Audrey’s last night in the village. Audrey and her boyfriend Bilo, are second and third from the left

Physically helping to reverse the erosion of the local seawall, damage related to climate change, was another of Moreng’s projects. Through all these efforts she endeared herself to the people of Beqa.

Moreng had come a long way from her first days on the island when, as the only Peace Corps volunteer on Beqa, she felt lonely. “Learning the language helped,” she said. Fijians speak three languages, Fijian, English and Fiji Hindi. At one time the islands were a British colony, accounting for the English language. As the days went by, Moreng began to feel at home on the island.

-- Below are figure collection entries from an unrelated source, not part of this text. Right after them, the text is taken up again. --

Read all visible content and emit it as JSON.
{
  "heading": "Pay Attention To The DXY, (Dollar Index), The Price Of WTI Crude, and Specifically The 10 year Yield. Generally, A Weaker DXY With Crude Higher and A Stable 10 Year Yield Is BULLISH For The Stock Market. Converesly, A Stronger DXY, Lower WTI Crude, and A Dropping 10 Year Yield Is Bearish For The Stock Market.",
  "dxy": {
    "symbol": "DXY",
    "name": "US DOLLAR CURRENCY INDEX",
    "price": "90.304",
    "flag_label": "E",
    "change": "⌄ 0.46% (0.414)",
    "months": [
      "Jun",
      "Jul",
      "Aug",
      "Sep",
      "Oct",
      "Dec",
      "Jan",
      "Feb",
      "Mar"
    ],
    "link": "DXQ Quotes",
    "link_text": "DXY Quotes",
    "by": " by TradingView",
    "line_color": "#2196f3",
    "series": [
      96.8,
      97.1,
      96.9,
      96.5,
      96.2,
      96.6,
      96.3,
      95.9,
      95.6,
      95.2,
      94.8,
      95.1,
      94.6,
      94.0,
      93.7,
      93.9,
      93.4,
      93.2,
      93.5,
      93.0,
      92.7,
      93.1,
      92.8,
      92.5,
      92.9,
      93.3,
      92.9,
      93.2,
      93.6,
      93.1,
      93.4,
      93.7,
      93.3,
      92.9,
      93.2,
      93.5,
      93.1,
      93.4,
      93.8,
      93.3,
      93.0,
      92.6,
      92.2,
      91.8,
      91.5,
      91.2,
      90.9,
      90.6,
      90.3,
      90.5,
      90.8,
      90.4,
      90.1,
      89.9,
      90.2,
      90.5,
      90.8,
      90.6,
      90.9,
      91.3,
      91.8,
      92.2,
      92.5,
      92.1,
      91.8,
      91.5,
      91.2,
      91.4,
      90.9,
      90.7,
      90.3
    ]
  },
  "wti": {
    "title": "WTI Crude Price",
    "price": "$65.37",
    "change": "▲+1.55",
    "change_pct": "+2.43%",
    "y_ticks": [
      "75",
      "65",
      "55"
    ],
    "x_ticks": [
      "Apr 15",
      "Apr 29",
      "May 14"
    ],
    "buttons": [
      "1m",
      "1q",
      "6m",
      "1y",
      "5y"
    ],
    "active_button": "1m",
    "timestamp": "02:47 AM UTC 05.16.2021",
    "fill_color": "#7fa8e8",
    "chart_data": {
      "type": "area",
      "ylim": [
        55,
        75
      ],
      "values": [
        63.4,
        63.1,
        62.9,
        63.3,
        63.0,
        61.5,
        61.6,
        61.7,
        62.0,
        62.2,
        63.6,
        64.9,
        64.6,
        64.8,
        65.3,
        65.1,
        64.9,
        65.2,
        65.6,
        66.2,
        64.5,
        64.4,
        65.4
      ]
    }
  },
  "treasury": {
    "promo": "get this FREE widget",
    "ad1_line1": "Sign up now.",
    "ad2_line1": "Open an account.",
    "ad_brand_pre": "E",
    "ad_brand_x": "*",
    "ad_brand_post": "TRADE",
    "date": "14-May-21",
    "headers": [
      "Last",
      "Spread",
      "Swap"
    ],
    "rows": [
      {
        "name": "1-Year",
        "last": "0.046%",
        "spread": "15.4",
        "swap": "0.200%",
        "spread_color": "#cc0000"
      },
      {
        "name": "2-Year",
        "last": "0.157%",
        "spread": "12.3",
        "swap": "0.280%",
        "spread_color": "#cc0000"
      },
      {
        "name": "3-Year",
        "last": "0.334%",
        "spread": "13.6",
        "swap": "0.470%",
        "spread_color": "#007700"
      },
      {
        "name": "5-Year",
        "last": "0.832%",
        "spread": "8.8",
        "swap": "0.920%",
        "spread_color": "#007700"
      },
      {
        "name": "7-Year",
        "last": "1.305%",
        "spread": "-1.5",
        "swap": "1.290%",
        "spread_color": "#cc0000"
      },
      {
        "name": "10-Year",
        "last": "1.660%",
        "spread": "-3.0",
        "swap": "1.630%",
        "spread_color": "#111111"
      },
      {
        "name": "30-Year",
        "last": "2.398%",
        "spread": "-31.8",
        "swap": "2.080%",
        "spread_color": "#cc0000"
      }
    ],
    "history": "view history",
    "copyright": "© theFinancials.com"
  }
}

Her experience on New Year’s Day let her know for certain that she had become an accepted member of the community. Her friends shared drinks with her, then drenched her with water, then flour and water again, fulfilling an unlikely New Year’s tradition among them. Even more meaningful, Millah, her good friend and the wife of a teacher she worked with named her newborn daughter after her. “I now have a yaca, someone named after me,” she wrote home, expressing her pride in the honor she had received.

Moreng was so attached to the community that twice when cyclones were predicted and the Peace Corps ordered that she move to the safety of a hotel room on another island, she felt guilty. “It’s a terrible feeling to ditch your village when you hear a storm is coming,” she said.

Today she is grateful that she had a place and a family to come home to. She’s enjoying her family and little things like hot showers and catching up on favorite television programs. And soap. “It was not always accessible where I lived and that was a reminder to me to be thankful for it,” she said. These days she makes daily phone calls to her boyfriend Bilo, the person who took her under his wing and helped her to acclimate during her first days on the island.

Future plans are on hold for now. She remains passionate about empowering women and hopes to contribute to that effort in some meaningful way. While it doesn’t look likely that she will return to Beqa to complete her Peace Corps assignment, she will never forget her time there and the people she came to know and love on the little island.